3. Memyempurnakan nikmat agar selalu bersyukur.
4. Merupakan bentuk pengakuan Islam terhadap fitrah manusia, karena Islam adalah agama
fitrah yang memerintahkan hal yang selaras dengan fitrah manusia.
5. Menjaga kemuliaan dan wibawa umat Islam.

E. Masalah-masalah Thaharah

Thaharah merupakan syarat syahnya ketika hendak melakukan ibadah atau shalat kepada
Allah. Jika tidak memperhatikan hal-hal yang menyangkut kesyahannya maka ibadah atau shalat
tidak akan diterima.
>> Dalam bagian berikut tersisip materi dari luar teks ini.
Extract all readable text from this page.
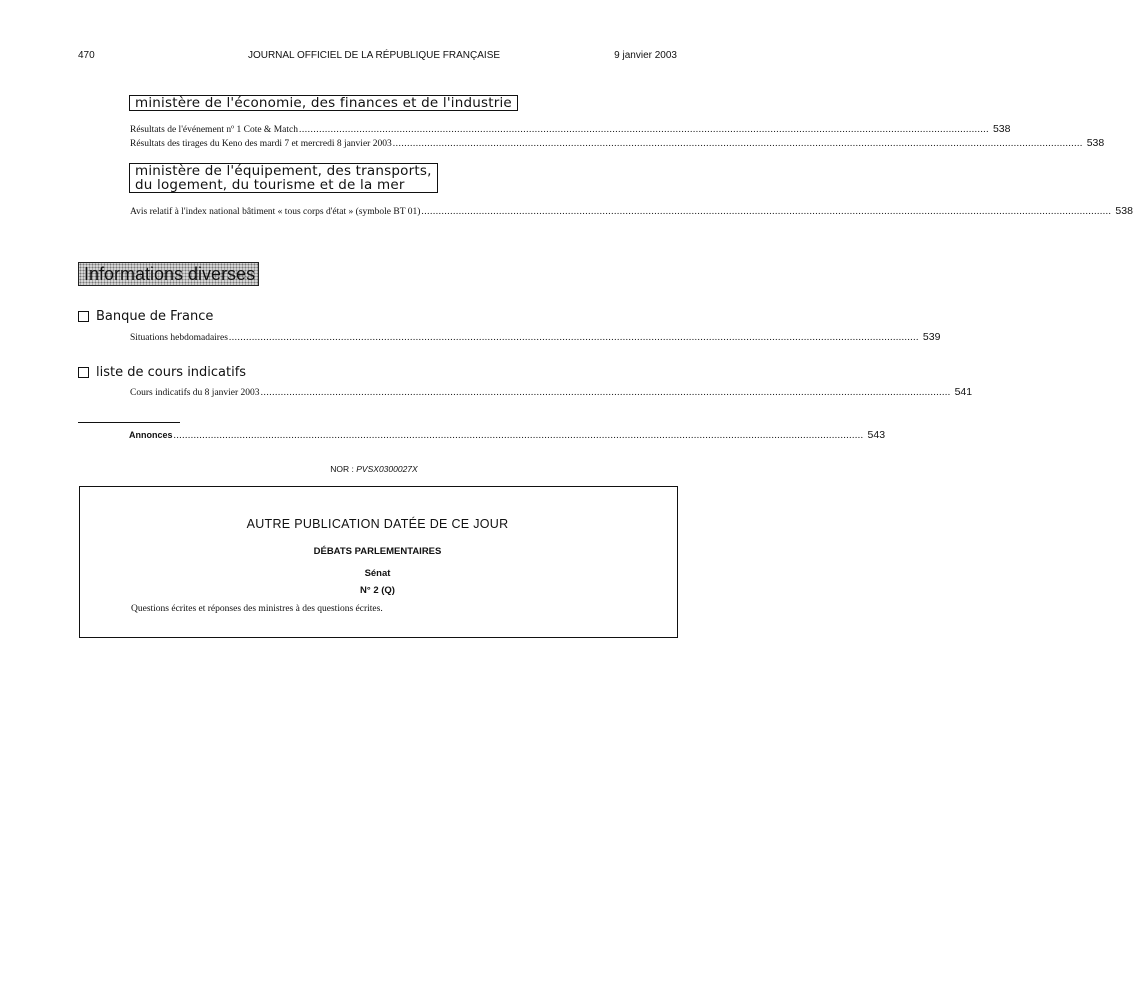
470	JOURNAL OFFICIEL DE LA RÉPUBLIQUE FRANÇAISE	9 janvier 2003
ministère de l'économie, des finances et de l'industrie
Résultats de l'événement nº 1 Cote & Match ................................................................................................................................................................................................................................................ 538
Résultats des tirages du Keno des mardi 7 et mercredi 8 janvier 2003 ................................................................................................................................................................................................................................................ 538
ministère de l'équipement, des transports,
du logement, du tourisme et de la mer
Avis relatif à l'index national bâtiment « tous corps d'état » (symbole BT 01) ................................................................................................................................................................................................................................................ 538
Informations diverses
Banque de France
Situations hebdomadaires ................................................................................................................................................................................................................................................ 539
liste de cours indicatifs
Cours indicatifs du 8 janvier 2003 ................................................................................................................................................................................................................................................ 541
Annonces ................................................................................................................................................................................................................................................ 543
NOR : PVSX0300027X
AUTRE PUBLICATION DATÉE DE CE JOUR
DÉBATS PARLEMENTAIRES
Sénat
N° 2 (Q)
Questions écrites et réponses des ministres à des questions écrites.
Berikut beberapa masalah thaharah :

1. Melafadzkan niat ketika memulai wudhu : niat merupakan kehendak hati untuk
beribadah, sehingga tidak perlu diucapkan secara lisan. Selain itu, Nabi
Shallallahu’alaihi wa sallam memulai wudhu dengan mengucapkan basmalah, tidak
dengan kalimat-kalimat lainnya.
2. Tidak memperhatikan wudhu atau mandi sesuai dengan tuntunan syariat : wudhu dan
mandi wajib merupakan syarat syah shalat, maka bila tidak memenuhi syarat dan
kewajiban dalam berwudhu dan mandi wajib maka shalatnya tidak syah.
3. Perasaan ragu-ragu ketika berwudhu menambah basuhan sampai lebih dari tiga kali :
perasaan ragu merupakan perasaan dari setan, sehingga perasaan tersebut harus dibuang
dan tidak menambah lebih dari tiga kali basuhan.
4. Berlebih-lebihan dalam menggunakan air.
5. Mengusap tengkuk : termasuk dalam perbuatan bid’ah karena tidak terdapat sama sekali
dari Nabi Shallallahu’alaihi wa sallam.
6. Melakukan istinja’ setelah buang angina : tidak ada syariat yang memerintahkan untuk
istinja’ sebelum berwudhu setelah buang angin.